Inhabituellement silencieux… Alors que le Fonds monétaire international (FMI) a fait état de « progrès satisfaisants » dans les négociations avec les autorités tunisiennes sur des « réformes profondes et structurelles » en échange d’un soutien financier dans un communiqué publié mardi à l’issue du séjour d’une mission d’experts dépêchée par le grand argentier international à Tunis entre le 4 et le 18 juillet, on les entend à peine.  C’est la première fois que les dirigeants de l’Union Générale tunisienne du travail (UGTT) se font aussi discrets depuis la révolution de 2011, qui a balayé le régime de Ben Ali.

Oubliées les imposants rassemblements habituellement organisés à la place Mohamed Ali, les discours enflammés du secrétaire, les rodomontades et les tours de chauffe dans les rues de Tunis.

Même l’ouverture d’une nouvelle séquence de dialogue sur les dossiers sociaux en suspens n’a pas été annoncée par les dirigeants de la puissante centrale syndicale. C’est le ministre des Affaires sociales, Malek Ezzahi, qui a annoncé la tenue « prochainement » d’un nouveau round de négociations entre le gouvernement et l’organisation ouvrière.

En marge d’une rencontre tenue à l’occasion du lancement du nouveau portail du ministère des Affaires sociales, ce ministre très proche du président Kaïs Saïed a nié l’existence d’un quelconque conflit entre le gouvernement et la centrale syndicale.

« Le dialogue entre les deux parties n’a jamais été rompu, en témoigne les réunions quotidiennes entre les comités de l’emploi, des relations professionnelles et l’inspection générale de travail et de réconciliation » a-t-il affirmé, précisant que le gouvernement et l’UGTT œuvrent de concert à assurer la réussite du processus de négociations.

Le ministre des Affaires sociales a qualifié les relations entre le gouvernement et la centrale syndicale de « stables et permanentes », exprimant l’engagement du gouvernement à poursuivre le dialogue avec les partenaires sociaux concernant tous les dossiers.

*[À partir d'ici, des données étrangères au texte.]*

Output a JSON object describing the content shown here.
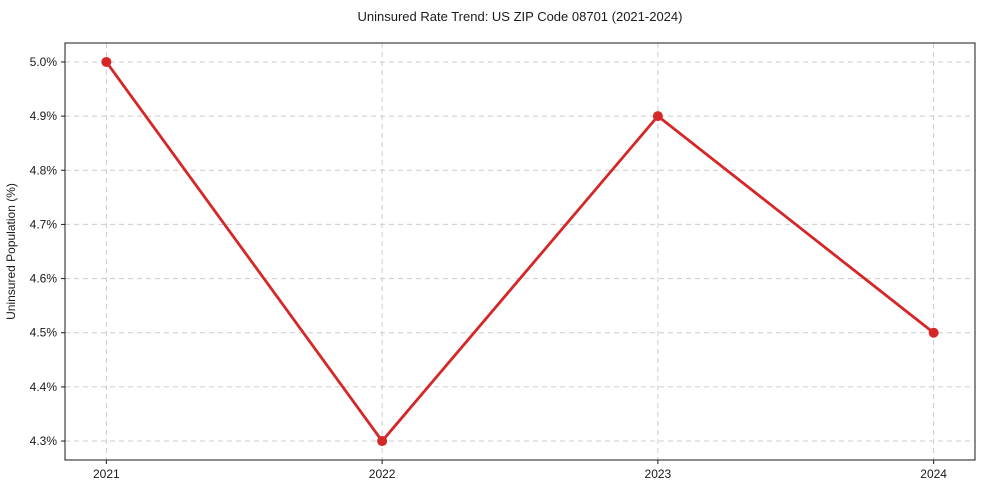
{
  "chart_data": {
    "type": "line",
    "title": "Uninsured Rate Trend: US ZIP Code 08701 (2021-2024)",
    "xlabel": "",
    "ylabel": "Uninsured Population (%)",
    "x": [
      2021,
      2022,
      2023,
      2024
    ],
    "x_tick_labels": [
      "2021",
      "2022",
      "2023",
      "2024"
    ],
    "series": [
      {
        "name": "Uninsured rate",
        "values": [
          5.0,
          4.3,
          4.9,
          4.5
        ],
        "color": "#d62728",
        "marker": "circle",
        "line_width": 2.8,
        "marker_radius": 5
      }
    ],
    "y_ticks": [
      4.3,
      4.4,
      4.5,
      4.6,
      4.7,
      4.8,
      4.9,
      5.0
    ],
    "y_tick_labels": [
      "4.3%",
      "4.4%",
      "4.5%",
      "4.6%",
      "4.7%",
      "4.8%",
      "4.9%",
      "5.0%"
    ],
    "xlim": [
      2020.85,
      2024.15
    ],
    "ylim": [
      4.265,
      5.035
    ],
    "grid": true,
    "grid_style": "dashed",
    "legend": "none",
    "colors": {
      "line": "#d62728",
      "grid": "#cccccc",
      "axis": "#1a1a1a",
      "background": "#ffffff"
    }
  }
}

Après cette déclaration, l’organisation a continué à se murer dans le silence.

Grand flou

L’atonie apparente de l’UGTT s’explique sans doute par le son attitude attentiste, alors qu’un grand flou entoure les orientations futures de l’exécutif.

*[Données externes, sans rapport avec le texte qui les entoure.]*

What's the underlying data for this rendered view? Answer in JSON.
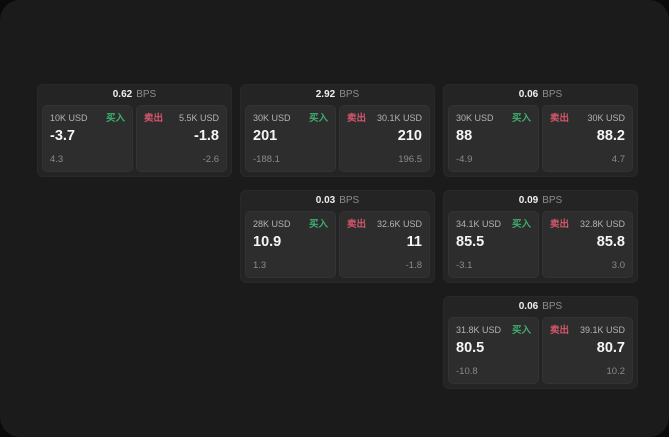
{
  "colors": {
    "background": "#1b1b1b",
    "card_background": "#242424",
    "panel_background": "#2d2d2d",
    "buy_green": "#3dae6e",
    "sell_red": "#d2566b",
    "primary_text": "#f5f5f5",
    "secondary_text": "#8d8d8d"
  },
  "cards": [
    {
      "bps": "0.62",
      "bps_unit": "BPS",
      "buy": {
        "amount": "10K USD",
        "side": "买入",
        "price": "-3.7",
        "delta": "4.3"
      },
      "sell": {
        "side": "卖出",
        "amount": "5.5K USD",
        "price": "-1.8",
        "delta": "-2.6"
      }
    },
    {
      "bps": "2.92",
      "bps_unit": "BPS",
      "buy": {
        "amount": "30K USD",
        "side": "买入",
        "price": "201",
        "delta": "-188.1"
      },
      "sell": {
        "side": "卖出",
        "amount": "30.1K USD",
        "price": "210",
        "delta": "196.5"
      }
    },
    {
      "bps": "0.06",
      "bps_unit": "BPS",
      "buy": {
        "amount": "30K USD",
        "side": "买入",
        "price": "88",
        "delta": "-4.9"
      },
      "sell": {
        "side": "卖出",
        "amount": "30K USD",
        "price": "88.2",
        "delta": "4.7"
      }
    },
    {
      "bps": "0.03",
      "bps_unit": "BPS",
      "buy": {
        "amount": "28K USD",
        "side": "买入",
        "price": "10.9",
        "delta": "1.3"
      },
      "sell": {
        "side": "卖出",
        "amount": "32.6K USD",
        "price": "11",
        "delta": "-1.8"
      }
    },
    {
      "bps": "0.09",
      "bps_unit": "BPS",
      "buy": {
        "amount": "34.1K USD",
        "side": "买入",
        "price": "85.5",
        "delta": "-3.1"
      },
      "sell": {
        "side": "卖出",
        "amount": "32.8K USD",
        "price": "85.8",
        "delta": "3.0"
      }
    },
    {
      "bps": "0.06",
      "bps_unit": "BPS",
      "buy": {
        "amount": "31.8K USD",
        "side": "买入",
        "price": "80.5",
        "delta": "-10.8"
      },
      "sell": {
        "side": "卖出",
        "amount": "39.1K USD",
        "price": "80.7",
        "delta": "10.2"
      }
    }
  ]
}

En recevant, le 22 juin dernier le directeur du département Moyen-Orient et Asie centrale au FMI, Jihad Azour, Kais Saied a reconnu la « nécessité d’introduire des réformes majeures », tout en réclamant que celles-ci « tiennent compte des dimensions sociales », selon un communiqué de la présidence. « Il y a des droits dont bénéficient les humains, tels les soins et l’éducation, qui ne sauraient être abordés selon une approche de profits et de pertes », a-t-il plaidé.

Le gouvernement semble ainsi être pris une contradiction radicale entre le discours du président qui défend les couches les plus pauvres et un programme de réformes ultra-libéral libéral qu’il a présente FMI et qu’il n’ose pas défendre ou dévoiler en détail. Alors que l’inflation s’est envolée à plus de 8% et que le taux de chômage dépasse 16% (42% chez les jeunes), le programme de réformes structurelles soumis par le gouvernement FMI prévoit notamment le gel de la masse salariale de la fonction publique, une réduction des subventions aux produits de base et une restructuration des entreprises publiques.

Position inconfortable

Par ailleurs, les relations entre l’UGTT et le palais de Carthage ne sont pas au beau fixe. L’UGTT qui a rejeté la participation au dialogue national organisé par Kaïs Saïed s’est retiré de la campagne pour le référendum sur la nouvelle Constitution, autour de laquelle elle a émis plusieurs réserves.  Elle a cependant laissé le libre choix à ses adhérents de participer ou pas à cette large consultation populaire.

« Compte tenu de la diversité qui caractérise l’UGTT et la famille syndicale, la centrale

Syndicale a décidé de déléguer à chacun et à ceux qui partagent nos visées, la liberté de choisir et de participer au référendum ou pas », avait déclaré le secrétaire général de l’organisation, Noureddine Taboubi.

La neutralité affichée par le responsable syndical s’explique notamment par le fait que la centrale syndicale compte plusieurs soutiens du chef de l’Etat issus de la mouvance nationaliste arabe et de la gauche radicale au niveau de ses instances dirigeantes nationales et intermédiaires.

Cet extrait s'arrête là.